Marius Jelamu : TNK Bukan ‘Mass Tourism’, tapi Daerah Konservasi

Kupang, NTT

Menyikapi pro kontra yang berkembang saat ini akibat rencana pemerintah Provinsi Nusa Tenggara Timur (NTT) menaikan tarif masuk Taman Nasional Komodo (TNK), Kepala Dinas Pariwisata NTT, Marius Ardu Jelamu angkat bicara.

Dia mengatakan TNK pada hakikatnya merupakan daerah konservasi di mana hidup hewan purba yang langka dan tidak ada di belahan bumi mana pun.

“TNK Bukan diperuntukan sebagai ‘Mass Tourism’ dimana orang keluar masuk seenaknya, tapi Daerah Konservasi sehingga harus terkonservasi baik secara alamiah maupun buatan”, tegas Marius.

Karena itu, menurutnya, pemerintah memiliki kewajiban melindungi kawasan tersebut dari kunjungan yang tidak terkontrol yang mengancam keberlangsungan hidup Komodo.

“Cara mengontrolnya dengan kebijakan – kebijakan konservasi, seperti menanam pohon, menambah pasokan makanan hewan purba itu, dan juga kebijakan menaikan tarif masuk TNK adalah salah satu cara mengontrol jumlah pengunjung sehingga tidak semrawut”, ujar Marius.

Baca Juga:  Tanggapan HPI NTT Terkait Wacana Penutupan TNK

Selain itu menurut Marius, Komodo merupakan saksi sejarah yang perlu dilindungi agar bisa digunakan oleh para ilmuwan untuk mengeksplorasi tentang kehidupan masa lampau.

“Dari sisi ilmu pengetahuan, Komodo itu “Mahal”, karena melalui binatang purba inilah para ilmuwan dunia bisa melacak kehidupan jutaan tahun yang lalu, termasuk perubahan geologi”, jelas Marius.

Lebih lanjut kata Marius, di tahun 80an Unesco menetapkan TNK sebagai natural heritage (warisan alam) yang luar biasa, kemudian tahun 2014 terpilih sebagai 1 dari 7 keajaiban dunia.
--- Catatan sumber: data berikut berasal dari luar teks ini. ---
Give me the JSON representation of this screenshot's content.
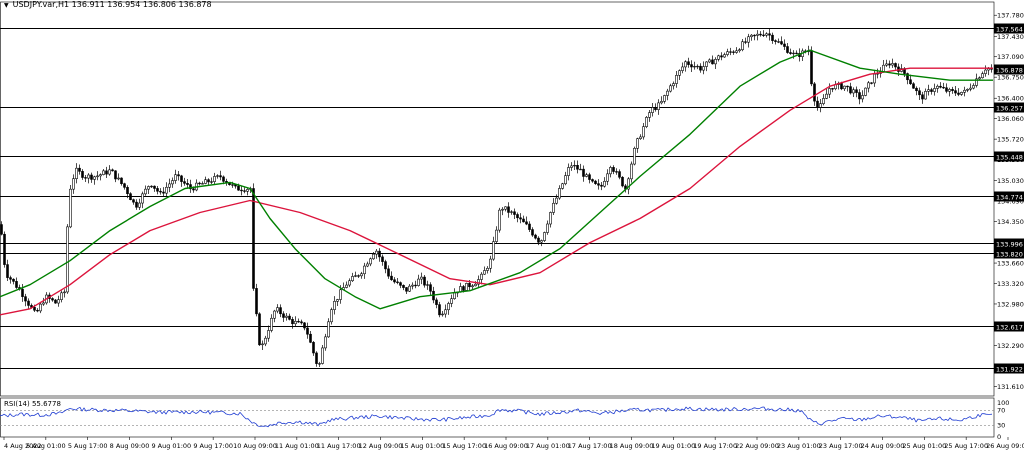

TNK juga terpilih menjadi 10 destinasi terbaik dunia dari 100 yang di vote.

“Karena itu pemerintah memiliki tugas dan tangung jawab untuk menjaga wilayah tersebut, khususnya keberlangsungan hidup dari binatang purba (komodo) ini”, tandasnya.

Membatasi kunjungan wisatawan, lanjut Marius, adalah salah satu cara menjaga dan melindungi keberlangsungan hidup Komodo walaupun berdampak pada sektor pariwisata.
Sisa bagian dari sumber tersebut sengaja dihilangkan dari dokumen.